Tuesday, September 13, 2011

Walk between worlds


Many a tale in the repertoire of an Irish or Scottish storyteller was so long they would burn a dip candle down in the telling or even last the whole night. A far cry from a modern evening of television punctuated by commercial breaks, 
where we now move in and out of a virtual world by answering a text message or getting up to find a snack in the kitchen. Once the story-teller began: "There was, in old times, and in old times it was, a king of Ireland...” you knew you were setting sail on "perilous seas in faery lands forlorn" for a long voyage. 

For centuries, many of these fireside tales were once the property of the Celtic aristocracy, recited in hall or battle-camp by men of the highest rank, known as filidh. These men were members of a learned order within the privileged class, guardians of an oral-based culture and living repositories of its history and mythology. They underwent at least twelve years of intensive training to develop their memory and concentration, while learning hundreds of stories and verses, histories, and genealogies. While a fili had a prescribed repertoire, he was also a composer as well. He mastered the art of crafting verse in intricate metrical forms. 

Such a long education was rewarded well: on graduating, a fili wore a cloak of crimson and yellow feathers and carried a golden rod. Each year he received twenty-one cows, food for himself and twenty attendants. He could keep six horses, two dogs, and was granted immunity from arrest for any crime save treason or murder. 

The tales he told were "serialized” spread out over several evenings in a chieftain's hall, which would be in the storyteller's interest since during that time he would be enjoying his host's hospitality. 



When the written word was introduced into Ireland at the beginning of the Christian era, the "Men of Art" were forbidden to write their knowledge down. So precious was the gift of memory, it was not to be impaled on the point of a pen. Stories shifted shape like the characters within them, from extemporaneous prose to complex alliterative verse, often embellished by the harp, there settling into formulaic passages familiar to all. 

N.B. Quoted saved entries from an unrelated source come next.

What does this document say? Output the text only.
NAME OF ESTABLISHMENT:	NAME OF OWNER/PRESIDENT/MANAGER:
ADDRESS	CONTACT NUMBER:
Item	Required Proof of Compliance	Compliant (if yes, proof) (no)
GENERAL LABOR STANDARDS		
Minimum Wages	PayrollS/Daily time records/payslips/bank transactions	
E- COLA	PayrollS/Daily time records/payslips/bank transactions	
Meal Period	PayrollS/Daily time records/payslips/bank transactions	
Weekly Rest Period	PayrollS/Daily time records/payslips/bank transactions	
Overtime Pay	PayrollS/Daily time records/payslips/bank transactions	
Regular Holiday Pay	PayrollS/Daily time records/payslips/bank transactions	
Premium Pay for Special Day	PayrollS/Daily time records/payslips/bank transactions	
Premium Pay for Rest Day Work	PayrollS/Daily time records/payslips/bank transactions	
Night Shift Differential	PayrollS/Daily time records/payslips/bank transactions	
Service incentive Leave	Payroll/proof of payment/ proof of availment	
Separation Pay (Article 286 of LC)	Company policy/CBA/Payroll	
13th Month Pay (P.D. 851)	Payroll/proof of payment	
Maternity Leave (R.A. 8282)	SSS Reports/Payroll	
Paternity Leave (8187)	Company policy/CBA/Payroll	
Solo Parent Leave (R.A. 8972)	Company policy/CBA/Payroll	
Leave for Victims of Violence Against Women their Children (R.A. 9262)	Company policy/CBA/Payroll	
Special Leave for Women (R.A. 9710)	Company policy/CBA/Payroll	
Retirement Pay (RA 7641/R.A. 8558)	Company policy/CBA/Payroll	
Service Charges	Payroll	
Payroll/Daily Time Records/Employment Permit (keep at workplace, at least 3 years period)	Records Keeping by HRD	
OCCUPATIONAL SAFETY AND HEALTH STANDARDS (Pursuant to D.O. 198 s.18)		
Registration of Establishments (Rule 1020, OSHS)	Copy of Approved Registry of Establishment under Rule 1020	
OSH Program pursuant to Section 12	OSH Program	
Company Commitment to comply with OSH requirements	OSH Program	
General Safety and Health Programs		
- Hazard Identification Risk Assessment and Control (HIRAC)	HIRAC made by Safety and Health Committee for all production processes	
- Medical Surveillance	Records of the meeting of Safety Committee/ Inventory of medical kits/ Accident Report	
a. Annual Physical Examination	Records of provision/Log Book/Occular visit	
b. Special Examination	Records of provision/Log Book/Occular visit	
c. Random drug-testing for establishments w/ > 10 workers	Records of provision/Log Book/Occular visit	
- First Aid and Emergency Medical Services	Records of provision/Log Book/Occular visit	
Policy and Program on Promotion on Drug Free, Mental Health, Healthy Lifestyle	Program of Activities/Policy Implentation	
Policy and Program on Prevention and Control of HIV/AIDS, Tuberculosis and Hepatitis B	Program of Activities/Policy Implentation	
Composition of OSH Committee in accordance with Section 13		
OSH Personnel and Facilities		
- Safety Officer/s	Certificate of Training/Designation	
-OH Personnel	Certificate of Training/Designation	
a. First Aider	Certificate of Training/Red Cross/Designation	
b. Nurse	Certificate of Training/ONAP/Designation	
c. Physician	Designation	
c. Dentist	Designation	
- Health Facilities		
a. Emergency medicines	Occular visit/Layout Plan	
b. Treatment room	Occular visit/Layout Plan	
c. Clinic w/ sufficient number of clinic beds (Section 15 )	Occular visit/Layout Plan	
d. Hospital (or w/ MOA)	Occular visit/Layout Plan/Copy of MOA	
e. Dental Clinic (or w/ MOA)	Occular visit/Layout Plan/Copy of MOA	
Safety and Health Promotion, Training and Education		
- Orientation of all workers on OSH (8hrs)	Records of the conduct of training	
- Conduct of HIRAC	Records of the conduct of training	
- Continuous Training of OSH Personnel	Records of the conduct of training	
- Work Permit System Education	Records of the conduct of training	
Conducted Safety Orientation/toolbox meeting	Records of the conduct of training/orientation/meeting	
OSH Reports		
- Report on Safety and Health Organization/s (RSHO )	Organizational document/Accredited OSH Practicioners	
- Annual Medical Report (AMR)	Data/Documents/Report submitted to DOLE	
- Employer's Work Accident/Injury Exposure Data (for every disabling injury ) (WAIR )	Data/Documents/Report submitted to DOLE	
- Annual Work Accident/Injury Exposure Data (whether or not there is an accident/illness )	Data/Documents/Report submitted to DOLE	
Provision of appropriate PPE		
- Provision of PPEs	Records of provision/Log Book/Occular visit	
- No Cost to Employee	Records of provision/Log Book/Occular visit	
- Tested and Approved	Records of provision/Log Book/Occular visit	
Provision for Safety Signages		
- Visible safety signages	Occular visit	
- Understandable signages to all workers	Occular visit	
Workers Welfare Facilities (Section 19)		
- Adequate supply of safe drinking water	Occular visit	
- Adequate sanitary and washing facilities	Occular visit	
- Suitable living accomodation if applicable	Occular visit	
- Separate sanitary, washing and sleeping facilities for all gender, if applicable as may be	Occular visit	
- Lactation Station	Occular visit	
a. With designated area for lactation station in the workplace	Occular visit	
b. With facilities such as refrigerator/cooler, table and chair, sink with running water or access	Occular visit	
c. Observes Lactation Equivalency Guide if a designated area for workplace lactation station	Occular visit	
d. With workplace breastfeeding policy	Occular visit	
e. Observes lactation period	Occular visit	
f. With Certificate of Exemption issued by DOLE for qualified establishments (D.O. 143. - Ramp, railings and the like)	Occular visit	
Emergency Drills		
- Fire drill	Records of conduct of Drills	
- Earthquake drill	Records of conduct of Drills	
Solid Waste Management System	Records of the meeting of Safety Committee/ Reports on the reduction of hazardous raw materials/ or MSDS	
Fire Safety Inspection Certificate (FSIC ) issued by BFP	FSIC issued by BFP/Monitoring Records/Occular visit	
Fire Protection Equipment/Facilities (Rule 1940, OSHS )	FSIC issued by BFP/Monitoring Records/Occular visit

Moreover, the spoken word held the power of breath, or as we say today, inspiration, which was considered a gift from the great goddess Brigit, patron of poetry and divination. As such, the spoken word could make magic and invoke the divine. A very fine line existed between story, poetry, and incantation in early Celtic culture. The title fili, generally meaning "poet" or "storyteller" interchangeably, has also been translated as "weaver of spells."

In the high age of pre-Christian Celtic culture in Ireland, the filidh were part of a threefold division, along with the druids and bards. The bardic order like the druids, withered under the virulent opposition of the Catholic Church. Many bards took up the wandering road, telling tales and singing songs to whoever would listen in return for a meal and bed for the night. Thus the great oral legacy of high Celtic culture became intermingled with the coarser peasant stock of "Jack" tales and humorous anecdotes. 

But the filidh managed to survive and flourish, taking over many of the ancient secular and religious functions of the bards and druids. They were in fact much more than storytellers; they were teachers, royal advisors, and seers until the 17th century, when much of Celtic culture fell under English rule. And so the tapestry of story was unraveled: some of it, the high myth and hero-tale, surviving in manuscripts written by church clerics in the early Middle Ages, some in the wonder-tales and folk-legends of the countryside. 
While today we experience the old tales at a psychological distance, regarding them as fiction at worst or as containing archetypal symbolism at best, the Celtic storyteller in the early years of this century did not question the truth of the tale.  The fili made the journey to the Otherworld himself; this was an unquestioned fact to his listeners. A true walker-between-the-worlds, he knew intimately the territory of Tir na nOg and brought back its treasures in the form of stories and prophetic utterances. 

To reach the Otherworld and gain its knowledge, the filidh performed rituals to induce trance. One of these involved killing a bull whose meat and broth was eaten by the fili, who was then wrapped in its hide, whereupon he fell into a sleep or trance in which he gained access to the Otherworld. Although banned by St. Patrick, a form of this ritual was witnessed as late as the 18th century among the country-people of Gaelic Scotland.

And soon my walk between two worlds begins. I don’t see a bull hide in my future, unless it’s on the floor. But I promise to bring you stories of another world. So come take a walk with me.